4.6 Combining Spontaneous and Pre-specified Occurrences

While statistically and programmatically feasible to combine spontaneous (unsolicited) and pre-specified (solicited) occurrence data, it requires careful consideration.

Important

Key Programmer Considerations:

  • Statistical Alignment: Ensure that combining these data types makes statistical sense for your analysis, as their collection methodologies differ.

  • Denominator Management: Be extra vigilant with denominators. If you combine data, ensure your denominator correctly reflects the population at risk for both types of occurrences.

  • Excluding Non-Occurring Data: When combining, make sure to exclude records where the occurrence flag indicates “no occurrence” (e.g., --OCCUR = "N") from your analysis datasets to avoid inflating counts.

4.7 Other Data

OCCDS is flexible and can be applied to other types of occurrence data beyond just AEs and concomitant medications.

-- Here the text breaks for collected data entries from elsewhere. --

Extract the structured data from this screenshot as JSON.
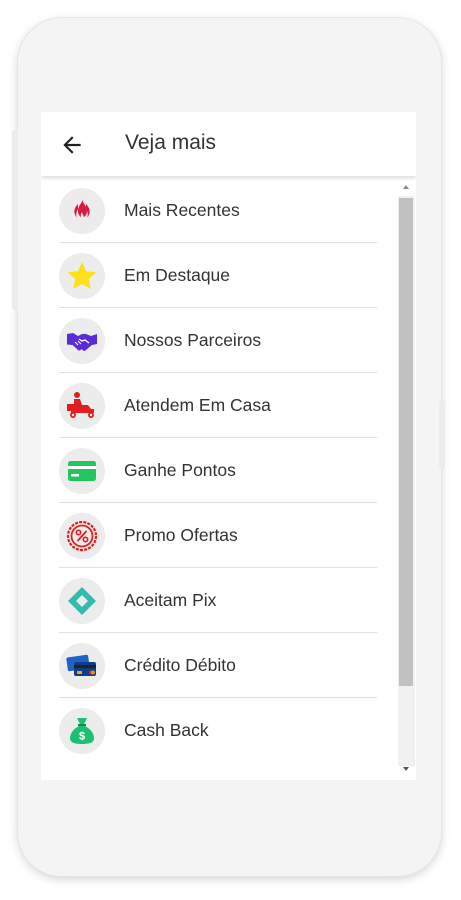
{
  "appbar": {
    "title": "Veja mais",
    "back_icon": "arrow-left-icon"
  },
  "items": [
    {
      "label": "Mais Recentes",
      "icon": "flame-icon",
      "color": "#d81b3c"
    },
    {
      "label": "Em Destaque",
      "icon": "star-icon",
      "color": "#fbe11a"
    },
    {
      "label": "Nossos Parceiros",
      "icon": "handshake-icon",
      "color": "#5b2bd8"
    },
    {
      "label": "Atendem Em Casa",
      "icon": "delivery-scooter-icon",
      "color": "#e02020"
    },
    {
      "label": "Ganhe Pontos",
      "icon": "card-icon",
      "color": "#22c55e"
    },
    {
      "label": "Promo Ofertas",
      "icon": "percent-badge-icon",
      "color": "#e02020"
    },
    {
      "label": "Aceitam Pix",
      "icon": "pix-icon",
      "color": "#32bcad"
    },
    {
      "label": "Crédito Débito",
      "icon": "credit-cards-icon",
      "color": "#1e63c4"
    },
    {
      "label": "Cash Back",
      "icon": "money-bag-icon",
      "color": "#1fbf73"
    }
  ]
}
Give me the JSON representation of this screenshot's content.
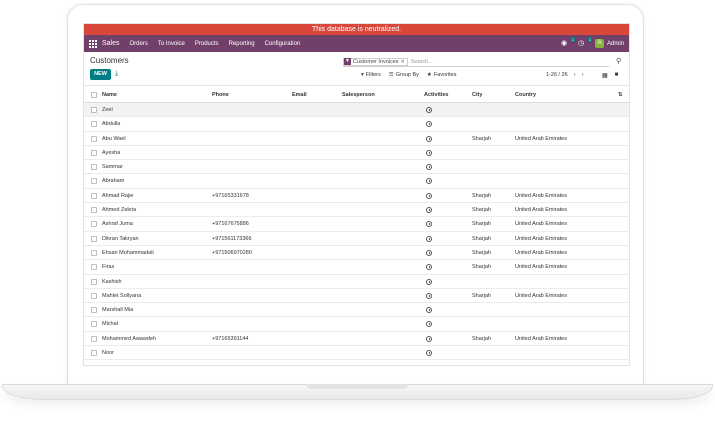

Key Programmer Considerations:

Important
  • Suitable Data Types:
    • Clinical Events (CE): Can be summarized by category.
    • Protocol Violations (PV): Often summarized by counting subjects with violations.
    • NCI-CTC Coded Lab Data: If lab data is coded using NCI-CTC (National Cancer Institute Common Terminology Criteria for Adverse Events), it can be summarized similarly to AEs, focusing on grading and frequency.

4.8 General Rule for OCCDS vs. BDS:

Important
  • Use OCCDS: When your primary goal is to summarize hierarchical data by counting subjects (e.g., “how many subjects experienced a specific MedDRA Preferred Term?”).
-   **Use BDS:** When you need to summarize non-hierarchical data using a `PARAM` and `AVAL` approach (e.g., "what was the mean change from baseline in a lab parameter?").